ARTICLE VII.
Thus the Christians made progress among the people by a device that invariably seduces ignorant folk. But they had a still more powerful means. They declaimed against the rich. They preached community of goods; in their secret meetings they enjoined their neophytes to give them the little money they had earned; and they quoted the alleged instance of Sapphira and Ananias (Acts v., 1-11), whom Simon Barjona, called Cephas, which means Peter, caused to die suddenly because they had kept a crown to themselves—the first and most detestable example of priestly covetousness.
But they would not have succeeded in extorting the money of their neophytes if they had not preached the doctrine of the cynic philosophers—the idea of voluntary poverty. Even this, however, was not enough to form a new flock. The end of the world had been long announced. You will find it in Epicurus and Lucretius, his chief disciple. Ovid had said, in the days of Augustus:
Esse quoque in fatis meminisceret adfore tempus,
Quo mare, quo tellus, correptaque regio coeli
Ardeat, et mundi moles operosa laboret.[52]
According to others, the world had been made by a fortuitous concourse of atoms, and would be destroyed by another fortuitous concourse, as we find in the poems of Lucretius.
This idea came originally from the Brahmans of India.
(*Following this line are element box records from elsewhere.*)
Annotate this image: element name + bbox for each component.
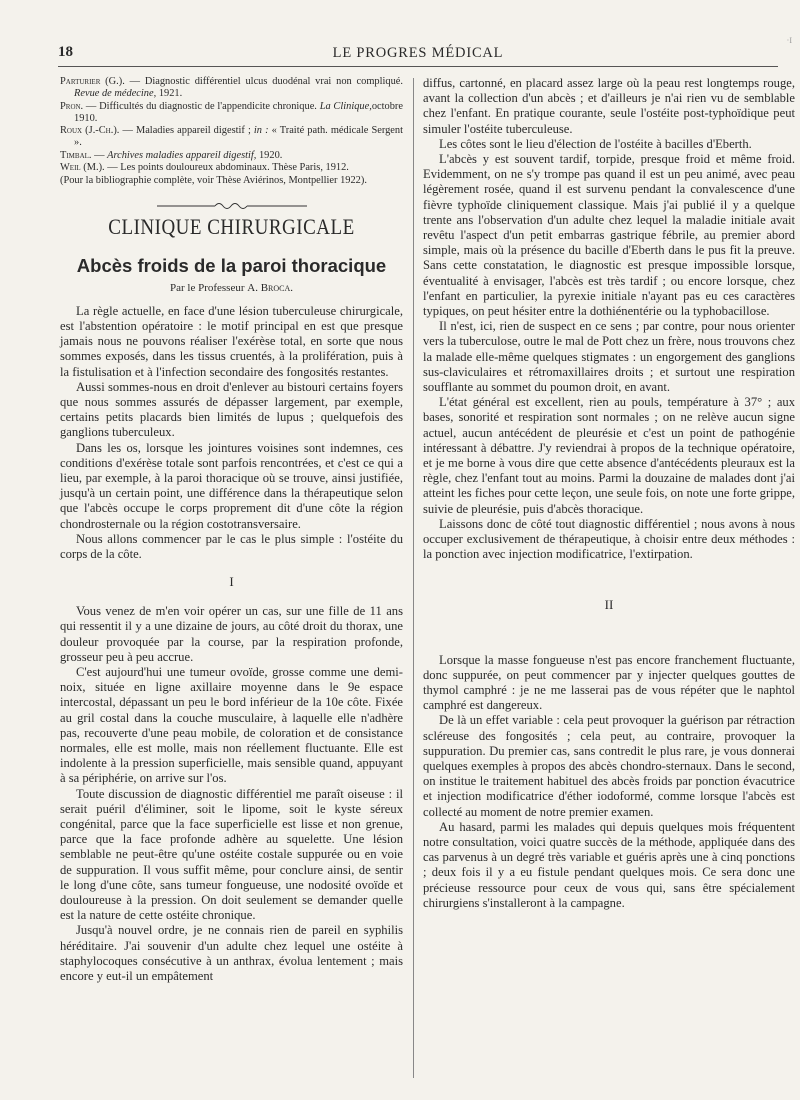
paragraph: La règle actuelle, en face d'une lésion tuberculeuse chirurgicale, est l'abstention opératoire : le motif principal en est que presque jamais nous ne pouvons réaliser l'exérèse total, en sorte que nous sommes exposés, dans les tissus cruentés, à la prolifération, puis à la fistulisation et à l'infection secondaire des fongosités restantes. <box>60 303 403 379</box>
journal-title: LE PROGRES MÉDICAL <box>332 45 504 61</box>
paragraph: Les côtes sont le lieu d'élection de l'ostéite à bacilles d'Eberth. <box>439 136 752 151</box>
reference-item: (Pour la bibliographie complète, voir Thèse Aviérinos, Montpellier 1922). <box>60 174 367 186</box>
paragraph: C'est aujourd'hui une tumeur ovoïde, grosse comme une demi-noix, située en ligne axillaire moyenne dans le 9e espace intercostal, dépassant un peu le bord inférieur de la 10e côte. Fixée au gril costal dans la couche musculaire, à laquelle elle n'adhère pas, recouverte d'une peau mobile, de coloration et de consistance normales, elle est molle, mais non réellement fluctuante. Elle est indolente à la pression superficielle, mais sensible quand, appuyant à sa périphérie, on arrive sur l'os. <box>60 665 403 786</box>
paragraph: Au hasard, parmi les malades qui depuis quelques mois fréquentent notre consultation, voici quatre succès de la méthode, appliquée dans des cas parvenus à un degré très variable et guéris après une à cinq ponctions ; deux fois il y a eu fistule pendant quelques mois. Ce sera donc une précieuse ressource pour ceux de vous qui, sans être spécialement chirurgiens s'installeront à la campagne. <box>423 819 795 910</box>
page-header <box>58 44 778 67</box>
ornamental-divider <box>60 197 403 207</box>
left-column <box>60 76 403 984</box>
paragraph: Nous allons commencer par le cas le plus simple : l'ostéite du corps de la côte. <box>60 531 403 562</box>
paragraph: L'abcès y est souvent tardif, torpide, presque froid et même froid. Evidemment, on ne s'y trompe pas quand il est un peu animé, avec peau légèrement rosée, quand il est survenu pendant la convalescence d'une fièvre typhoïde cliniquement classique. Mais j'ai publié il y a quelque trente ans l'observation d'un adulte chez lequel la maladie initiale avait revêtu l'aspect d'un petit embarras gastrique fébrile, au premier abord simple, mais où la présence du bacille d'Eberth dans le pus fit la preuve. Sans cette constatation, le diagnostic est presque impossible lorsque, éventualité à envisager, l'abcès est très tardif ; ou encore lorsque, chez l'enfant en particulier, la pyrexie initiale n'ayant pas eu ces caractères typiques, on peut hésiter entre la dothiénentérie ou la typhobacillose. <box>423 152 795 319</box>
reference-item: Timbal. — Archives maladies appareil digestif, 1920. <box>60 149 283 161</box>
reference-item: Weil (M.). — Les points douloureux abdominaux. Thèse Paris, 1912. <box>60 162 349 174</box>
paragraph: L'état général est excellent, rien au pouls, température à 37° ; aux bases, sonorité et respiration sont normales ; on ne relève aucun signe actuel, aucun antécédent de pleurésie et c'est un point de pathogénie intéressant à débattre. J'y reviendrai à propos de la technique opératoire, et je me borne à vous dire que cette absence d'antécédents pleuraux est la règle, chez l'enfant tout au moins. Parmi la douzaine de malades dont j'ai atteint les fiches pour cette leçon, une seule fois, on note une forte grippe, suivie de pleurésie, puis d'abcès thoracique. <box>423 395 795 516</box>
section-number: II <box>604 596 614 612</box>
reference-item: Pron. — Difficultés du diagnostic de l'appendicite chronique. La Clinique,octobre 1910. <box>60 100 403 124</box>
paragraph: Jusqu'à nouvel ordre, je ne connais rien de pareil en syphilis héréditaire. J'ai souvenir d'un adulte chez lequel une ostéite à staphylocoques consécutive à un anthrax, évolua lentement ; mais encore y eut-il un empâtement <box>60 923 403 984</box>
corner-mark: ·I <box>786 36 792 45</box>
section-number: I <box>229 574 234 590</box>
reference-item: Roux (J.-Ch.). — Maladies appareil digestif ; in : « Traité path. médicale Sergent ». <box>60 125 403 149</box>
paragraph: Vous venez de m'en voir opérer un cas, sur une fille de 11 ans qui ressentit il y a une dizaine de jours, au côté droit du thorax, une douleur provoquée par la course, par la respiration profonde, grosseur peu à peu accrue. <box>60 604 403 664</box>
paragraph: Dans les os, lorsque les jointures voisines sont indemnes, ces conditions d'exérèse totale sont parfois rencontrées, et c'est ce qui a lieu, par exemple, à la paroi thoracique où se trouve, ainsi justifiée, jusqu'à un certain point, une différence dans la thérapeutique selon que l'abcès occupe le corps proprement dit d'une côte la région chondrosternale ou la région costotransversaire. <box>60 440 403 531</box>
paragraph: Il n'est, ici, rien de suspect en ce sens ; par contre, pour nous orienter vers la tuberculose, outre le mal de Pott chez un frère, nous trouvons chez la malade elle-même quelques stigmates : un engorgement des ganglions sus-claviculaires et rétromaxillaires droits ; et surtout une respiration soufflante au sommet du poumon droit, en avant. <box>423 319 795 395</box>
paragraph: Aussi sommes-nous en droit d'enlever au bistouri certains foyers que nous sommes assurés de dépasser largement, par exemple, certains petits placards bien limités de lupus ; quelquefois des ganglions tuberculeux. <box>60 379 403 440</box>
page-number: 18 <box>58 44 73 60</box>
bibliography <box>60 76 403 187</box>
paragraph: Lorsque la masse fongueuse n'est pas encore franchement fluctuante, donc suppurée, on peut commencer par y injecter quelques gouttes de thymol camphré : je ne me lasserai pas de vous répéter que le naphtol camphré est dangereux. <box>423 652 795 713</box>
paragraph: Laissons donc de côté tout diagnostic différentiel ; nous avons à nous occuper exclusivement de thérapeutique, à choisir entre deux méthodes : la ponction avec injection modificatrice, l'extirpation. <box>423 516 795 562</box>
column-divider <box>413 78 414 1078</box>
reference-item: Parturier (G.). — Diagnostic différentiel ulcus duodénal vrai non compliqué. Revue de médecine, 1921. <box>60 76 404 100</box>
right-column <box>423 76 795 911</box>
paragraph: De là un effet variable : cela peut provoquer la guérison par rétraction scléreuse des fongosités ; cela peut, au contraire, provoquer la suppuration. Du premier cas, sans contredit le plus rare, je vous donnerai quelques exemples à propos des abcès chondro-sternaux. Dans le second, on institue le traitement habituel des abcès froids par ponction évacutrice et injection modificatrice d'éther iodoformé, comme lorsque l'abcès est collecté au moment de notre premier examen. <box>423 713 795 819</box>
paragraph: Toute discussion de diagnostic différentiel me paraît oiseuse : il serait puéril d'éliminer, soit le lipome, soit le kyste séreux congénital, parce que la face superficielle est lisse et non grenue, parce que la face profonde adhère au squelette. Une lésion semblable ne peut-être qu'une ostéite costale suppurée ou en voie de suppuration. Il vous suffit même, pour conclure ainsi, de sentir le long d'une côte, sans tumeur fongueuse, une nodosité ovoïde et douloureuse à la pression. On doit seulement se demander quelle est la nature de cette ostéite chronique. <box>60 786 403 923</box>
article-title: Abcès froids de la paroi thoracique <box>76 254 387 276</box>
section-title: CLINIQUE CHIRURGICALE <box>108 215 355 240</box>
article-byline: Par le Professeur A. Broca. <box>169 281 294 294</box>
paragraph: diffus, cartonné, en placard assez large où la peau rest longtemps rouge, avant la collection d'un abcès ; et d'ailleurs je n'ai rien vu de semblable chez l'enfant. En pratique courante, seule l'ostéite post-typhoïdique peut simuler l'ostéite tuberculeuse. <box>423 76 795 136</box>
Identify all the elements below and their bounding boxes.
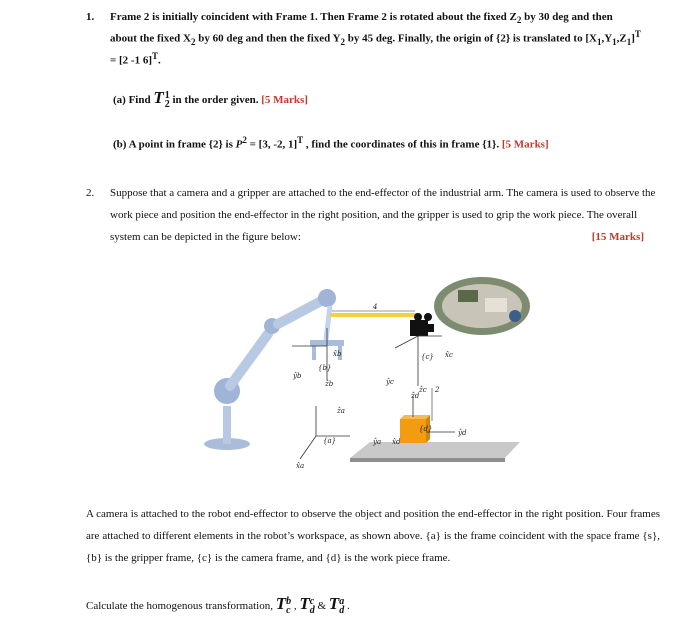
svg-text:x̂d: x̂d <box>392 438 401 446</box>
question-2-marks: [15 Marks] <box>591 231 644 243</box>
svg-text:{d}: {d} <box>419 425 433 433</box>
svg-text:ŷc: ŷc <box>386 378 394 386</box>
svg-text:2: 2 <box>435 386 440 394</box>
robot-wrist <box>318 289 336 307</box>
question-2-text: Suppose that a camera and a gripper are attached to the end-effector of the industrial arm. The camera is used to observe the work piece and position the end-effector in the right position, and the gripper is used to grip the work piece. The overall system can be depicted in the figure below: <box>110 187 656 243</box>
question-1-part-b: (b) A point in frame {2} is $P^2 = [3$, -2, 1]$^T$ , find the coordinates of this in frame {1}. [5 Marks] <box>113 135 549 151</box>
calculate-instruction: Calculate the homogenous transformation, T b c , T c d & T a d . <box>86 594 350 617</box>
figure-caption: A camera is attached to the robot end-effector to observe the object and position the end-effector in the right position. Four frames are attached to different elements in the robot’s workspace, as shown above. {a} is the frame coincident with the space frame {s}, {b} is the gripper frame, {c} is the camera frame, and {d} is the work piece frame. <box>86 508 660 564</box>
question-1-part-a: (a) Find T 1 2 in the order given. [5 Marks] <box>113 88 308 111</box>
question-2-number: 2. <box>86 187 95 199</box>
svg-text:ŷb: ŷb <box>293 372 302 380</box>
svg-text:x̂b: x̂b <box>333 350 342 358</box>
part-a-marks: [5 Marks] <box>261 94 308 106</box>
svg-text:ẑa: ẑa <box>337 407 345 415</box>
svg-text:4: 4 <box>373 303 378 311</box>
part-b-marks: [5 Marks] <box>501 138 549 151</box>
robot-workspace-figure <box>190 276 540 486</box>
svg-text:ŷd: ŷd <box>458 429 467 437</box>
svg-text:{a}: {a} <box>323 437 337 445</box>
svg-text:ẑb: ẑb <box>325 380 334 388</box>
svg-text:x̂c: x̂c <box>445 351 453 359</box>
question-1-text: Frame 2 is initially coincident with Frame 1. Then Frame 2 is rotated about the fixed $Z_2$ by 30 deg and then about the fixed $X_2$ by 60 deg and then the fixed $Y_2$ by 45 deg. Finally, the origin of {2} is translated to $[X_1,Y_1,Z_1]^T$ = [2 -1 6]$^T$. <box>110 11 641 67</box>
svg-text:ẑc: ẑc <box>419 386 427 394</box>
camera-bar <box>330 313 420 317</box>
svg-text:ẑd: ẑd <box>411 392 420 400</box>
question-1-number: 1. <box>86 11 95 23</box>
svg-text:x̂a: x̂a <box>296 462 305 470</box>
svg-text:{b}: {b} <box>318 364 332 372</box>
camera-icon <box>410 320 428 336</box>
svg-text:ŷa: ŷa <box>373 438 382 446</box>
question-1 <box>86 10 686 68</box>
svg-text:{c}: {c} <box>421 353 434 361</box>
question-2 <box>86 182 686 248</box>
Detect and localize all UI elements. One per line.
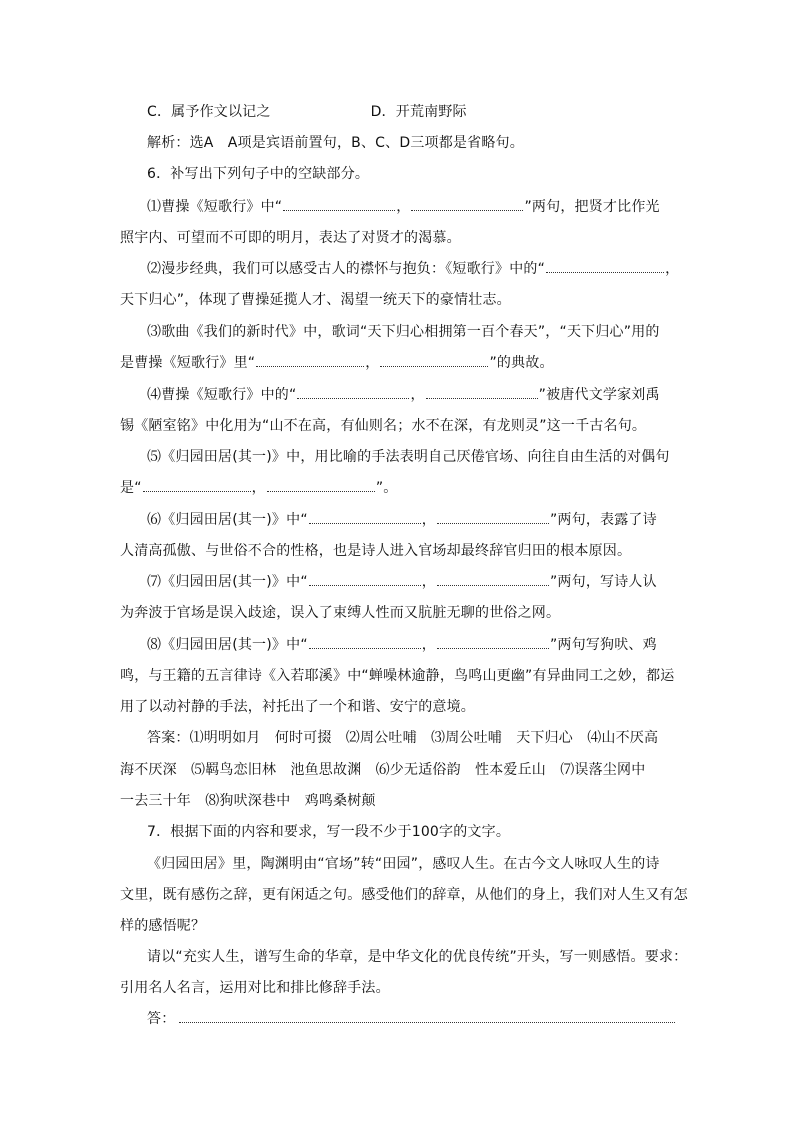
options-row	[147, 101, 680, 123]
q6-item7-line1: ⑺《归园田居(其一)》中“ ， ”两句，写诗人认	[147, 574, 657, 590]
q6-item2-line2: 天下归心”，体现了曹操延揽人才、渴望一统天下的豪情壮志。	[120, 292, 511, 308]
q7-answer-row	[147, 1008, 680, 1030]
fill-blank[interactable]	[309, 638, 421, 649]
q6-title: 6．补写出下列句子中的空缺部分。	[147, 166, 370, 182]
fill-blank[interactable]	[256, 356, 364, 367]
fill-blank[interactable]	[437, 575, 549, 586]
answer-label: 答：	[147, 1011, 176, 1027]
fill-blank[interactable]	[380, 356, 488, 367]
fill-blank[interactable]	[309, 513, 421, 524]
fill-blank[interactable]	[437, 638, 549, 649]
q6-item1-line2: 照宇内、可望而不可即的明月，表达了对贤才的渴慕。	[120, 230, 461, 246]
option-c: C．属予作文以记之	[147, 104, 271, 120]
fill-blank[interactable]	[309, 575, 421, 586]
option-d: D．开荒南野际	[370, 104, 467, 120]
q6-item4-line2: 锡《陋室铭》中化用为“山不在高，有仙则名；水不在深，有龙则灵”这一千古名句。	[120, 418, 647, 434]
q6-item6-line1: ⑹《归园田居(其一)》中“ ， ”两句，表露了诗	[147, 512, 657, 528]
answer6-line1: 答案：⑴明明如月 何时可掇 ⑵周公吐哺 ⑶周公吐哺 天下归心 ⑷山不厌高	[147, 730, 659, 746]
fill-blank[interactable]	[143, 481, 251, 492]
fill-blank[interactable]	[267, 481, 375, 492]
q6-item7-line2: 为奔波于官场是误入歧途，误入了束缚人性而又肮脏无聊的世俗之网。	[120, 605, 561, 621]
answer6-line3: 一去三十年 ⑻狗吠深巷中 鸡鸣桑树颠	[120, 793, 376, 809]
fill-blank[interactable]	[546, 262, 664, 273]
q7-para2-line1: 请以“充实人生，谱写生命的华章，是中华文化的优良传统”开头，写一则感悟。要求：	[147, 949, 688, 965]
fill-blank[interactable]	[411, 200, 523, 211]
analysis-q5: 解析：选A A项是宾语前置句，B、C、D三项都是省略句。	[147, 135, 524, 151]
q6-item5-line2: 是“ ， ”。	[120, 480, 398, 496]
answer-blank-line[interactable]	[179, 1012, 675, 1023]
answer6-line2: 海不厌深 ⑸羁鸟恋旧林 池鱼思故渊 ⑹少无适俗韵 性本爱丘山 ⑺误落尘网中	[120, 762, 646, 778]
fill-blank[interactable]	[426, 388, 538, 399]
q6-item3-line2: 是曹操《短歌行》里“ ， ”的典故。	[120, 355, 554, 371]
q6-item8-line1: ⑻《归园田居(其一)》中“ ， ”两句写狗吠、鸡	[147, 637, 657, 653]
q7-title: 7．根据下面的内容和要求，写一段不少于100字的文字。	[147, 824, 511, 840]
fill-blank[interactable]	[283, 200, 395, 211]
q6-item8-line3: 用了以动衬静的手法，衬托出了一个和谐、安宁的意境。	[120, 699, 475, 715]
q6-item3-line1: ⑶歌曲《我们的新时代》中，歌词“天下归心相拥第一百个春天”，“天下归心”用的	[147, 324, 660, 340]
q6-item8-line2: 鸣，与王籍的五言律诗《入若耶溪》中“蝉噪林逾静，鸟鸣山更幽”有异曲同工之妙，都运	[120, 668, 675, 684]
q7-para1-line2: 文里，既有感伤之辞，更有闲适之句。感受他们的辞章，从他们的身上，我们对人生又有怎	[120, 887, 688, 903]
q6-item2-line1: ⑵漫步经典，我们可以感受古人的襟怀与抱负：《短歌行》中的“ ，	[147, 261, 680, 277]
q7-para2-line2: 引用名人名言，运用对比和排比修辞手法。	[120, 980, 390, 996]
fill-blank[interactable]	[437, 513, 549, 524]
q6-item5-line1: ⑸《归园田居(其一)》中，用比喻的手法表明自己厌倦官场、向往自由生活的对偶句	[147, 449, 670, 465]
q6-item4-line1: ⑷曹操《短歌行》中的“ ， ”被唐代文学家刘禹	[147, 387, 660, 403]
q7-para1-line1: 《归园田居》里，陶渊明由“官场”转“田园”，感叹人生。在古今文人咏叹人生的诗	[147, 856, 660, 872]
q7-para1-line3: 样的感悟呢？	[120, 918, 206, 934]
fill-blank[interactable]	[297, 388, 409, 399]
q6-item6-line2: 人清高孤傲、与世俗不合的性格，也是诗人进入官场却最终辞官归田的根本原因。	[120, 543, 632, 559]
q6-item1-line1: ⑴曹操《短歌行》中“ ， ”两句，把贤才比作光	[147, 199, 660, 215]
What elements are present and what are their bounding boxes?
Many Jews had adopted it by the time of Herod. It is formally stated in the gospel of Luke, as you have seen; it is in Paul’s epistles; and it is in all those who are known as fathers of the Church. The world was about to be destroyed, it was thought; and the Christians announced a new Jerusalem, which was seen in the air by night.[53] The Jews talked of nothing but a new kingdom of heaven; it was the system of John the Baptist, who had introduced on the Jordan the ancient Hindoo practice of baptism in the Ganges. Baptism was practised by the Egyptians, and adopted by the Jews. This new kingdom of heaven, to which the poor alone would be admitted, was preached by Jesus and his followers. They threatened with eternal torment those who would not believe in the new heaven. This hell, invented by the first Zoroaster, became one of the chief points of Egyptian theology.[54] From the latter came the barque of Charon, Cerberus, the river Lethe, Tartarus, and the Furies. From Egypt the idea passed to Greece, and from there to the Romans; the Jews were unacquainted with it until the time when the Pharisees preached it, shortly before the reign of Herod. It was one of their contradictions to admit both hell and metempsychosis (transmigration of souls); but who would look for reasoning among the Jews? Their powers in that direction are confined to money matters. The Sadducees and Samaritans rejected the immortality of the soul, because it is not found anywhere in the Mosaic law.
This was the great spring which the early Christians, all half-Jewish, relied upon to put the new machinery in action: community of goods, secret meals, hidden mysteries, gospels read to the initiated only, paradise for the poor, hell for the rich, and exorcisms by charlatans. Here, in strict truth, we have the first foundations of the Christian sect. If I deceive you—or, rather, if I deliberately deceive you—I pray the God of the universe, the God of all men, to wither the hand that writes this, to shatter with his lightning a head that is convinced of the existence of a good and just God, and to tear out from me a heart that worships him.